Elle me dévisage avec mépris, comme pour me brûler. Elle rentre dans l’immeuble à petits pas discrets.

Mme Kawsar, je t’invite à aller au diable et je me charge de payer la facture du voyage !

Où est Maya ? Ces maudites pilules semées sur les langues ont certainement un rôle dans cette disparition ! Et en plus, il y a l’absinthe, ce cocktail de la folie.

Ahmad Mourad

Né au Caire en 1978. Photographe et graphique designer, il a fait des études de cinéma et a remporté de nombreux prix de prise de vue avant de se lancer dans l’écriture littéraire et en être profondément marqué. En 2007, il publie son premier roman, Vertigo, (Merit 2007), qui est vite devenu best-seller et adapté en feuilleton télévisé durant le mois du Ramdan en 2011. Ce même roman a été traduit en anglais chez Bloomsbury, Qatar 2011. Puis, il a publié Tourab al-mass (poussière du diamant) du nom d’un genre de poison, en 2010, aux éditions Al-Shorouk.

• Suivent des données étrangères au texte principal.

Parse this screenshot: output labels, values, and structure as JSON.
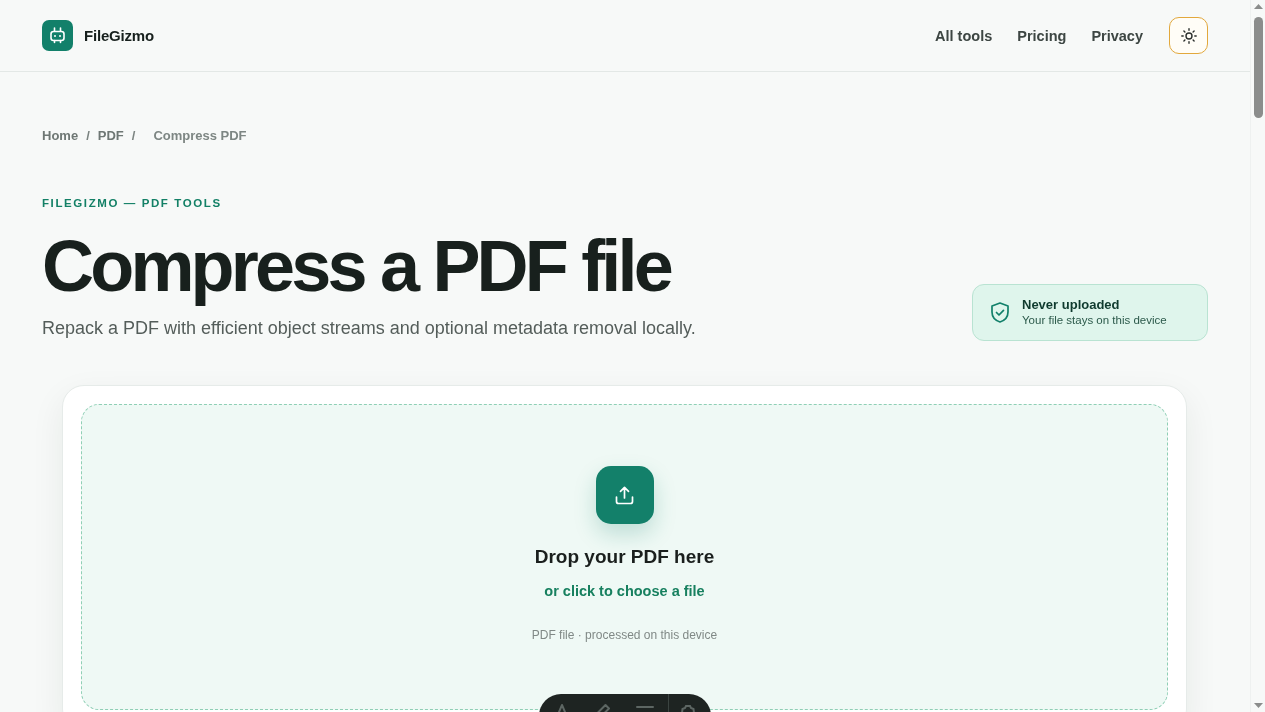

Et enfin, Al-Fil al-azraq (l’éléphant bleu) en 2012, chez le même éditeur, et qui est en cours d’adaptation pour le cinéma (voir l’entretien avec l’auteur dans l’Hebdo http://hebdo.ahram.org.eg/Category/969/5/32/Culture/Livres.aspx). Appartenant à la génération des jeunes écrivains du nouveau millénaire, Ahmad Mourad se distingue par son écriture du suspens, du roman policier qui revient avec force sur scène sous sa plume.